Однажды вечером, когда я вот так же витал в облаках, пламя камина, вспыхнувшее, быть может, слишком близко, заставило меня вспомнить другое пламя, ярко пылавшее в огромном очаге поместья Дель Пино, расположенного у подножия Этны.

Шел дождь, и за окнами бешено завывал ветер. Двадцать — тридцать девушек — сборщиц олив сушили у огня насквозь промокшее под дождем платье. Те, у кого на душе было повеселей, вероятно оттого, что завелись в кармане несколько сольдо, и те, которые были влюблены, распевали песни, а другие просто болтали о свадьбах в приходе, о том, что оливы в нынешнем году плохо уродились, или о дожде, который отнимал у них кусок хлеба.

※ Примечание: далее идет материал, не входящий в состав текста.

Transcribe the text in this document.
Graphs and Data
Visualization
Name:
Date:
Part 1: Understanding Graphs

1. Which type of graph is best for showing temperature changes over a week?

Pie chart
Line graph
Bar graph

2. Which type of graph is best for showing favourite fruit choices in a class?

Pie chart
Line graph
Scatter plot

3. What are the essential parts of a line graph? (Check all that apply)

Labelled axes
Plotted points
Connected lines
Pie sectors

Старуха, жена управляющего, сучила пряжу, чтоб хоть зря не горел фонарь, подвешенный над очагом, а большой пес, похожий на волка, положив морду на лапы, тянулся к огню и настороженно прислушивался к завыванию ветра.

Пока варилась похлебка, пастух затянул на рожке задорную песню своих гор, от которой ноги сами пускались в пляс, и девушки принялись танцевать на неровном кирпичном полу огромной закопченной кухни. Пес сердито ворчал, опасаясь, как бы ему не наступили на хвост. Лохмотья весело развевались, бобы в котле приплясывали в такт танцующим, а вода кипела, переливаясь через край, и огонь, едва на него падали брызги, сердито шипел. Когда девушки устали от танцев, пришел черед песням.

— Недда! Недда-певунья! Где же наша Певунья? — послышалось со всех сторон.

— Я здесь, — бросила девушка, примостившаяся на вязанке дров в самом дальнем углу кухни.

— Что ты там делаешь?

— Ничего.

— А почему танцевать не захотела?

— Устала.

— Спой нам песенку, да получше.

— Не хочется что-то.

— Да что с тобой?

— Ничего.

— У нее мать при смерти, — ответила за Недду одна из подружек с таким равнодушием, словно речь шла о зубной боли.

Недда сидела, уткнувшись подбородком в колени. Она подняла на говорившую огромные черные глаза, почти совсем спокойные, блестящие, но без единой слезинки, потом снова молча уставилась на свои босые ноги.

Тут девушки затараторили все сразу, словно сороки на зеленом лугу, а некоторые обернулись к ней и спросили:

— Зачем ты мать оставила?

— Чтоб работу найти.

— Ты сама-то откуда?

— Я из Виагранде, но живу в Раванузе.

— Ну, это неподалеку; случись что с матерью, письмо живо сюда прилетит, — вставила, повернувшись спиной к Недде, бойкая на язык крестница управляющего, носившая на шее золотой крестик; на пасху она собиралась выйти замуж за третьего сына дядюшки Якопо.

Недда бросила на нее взгляд, похожий на те, которые бросал прикорнувший у огня пес, на башмаки танцующих, угрожавшие его хвосту.

— Нет! Дядюшка Джованни пришел бы за мной, — воскликнула она, как бы отвечая на свои мысли.

— А кто такой этот дядюшка Джованни?

— Дядюшка Джованни из Раванузы, его все так зовут.

— Ты бы лучше, чтоб мать одну не оставлять, попросила бы у дядюшки Джованни немного взаймы, — сказала одна из девушек.

— Да ведь он сам бедный, а мы ему и без того должны целых десять лир! А сколько стоит доктор? А лекарства? А хлеб каждый день? Господи! Легко другим говорить, — добавила Недда, качая головой, и впервые в ее грубом, почти диком голосе зазвучало настоящее страдание. — А каково смотреть с порога, когда заходит солнце, и думать, что нет хлеба на полке, масла в лампе, нет работы на завтра, и к тому же еще больная мать лежит в углу на кровати! Ну, не горько ли это!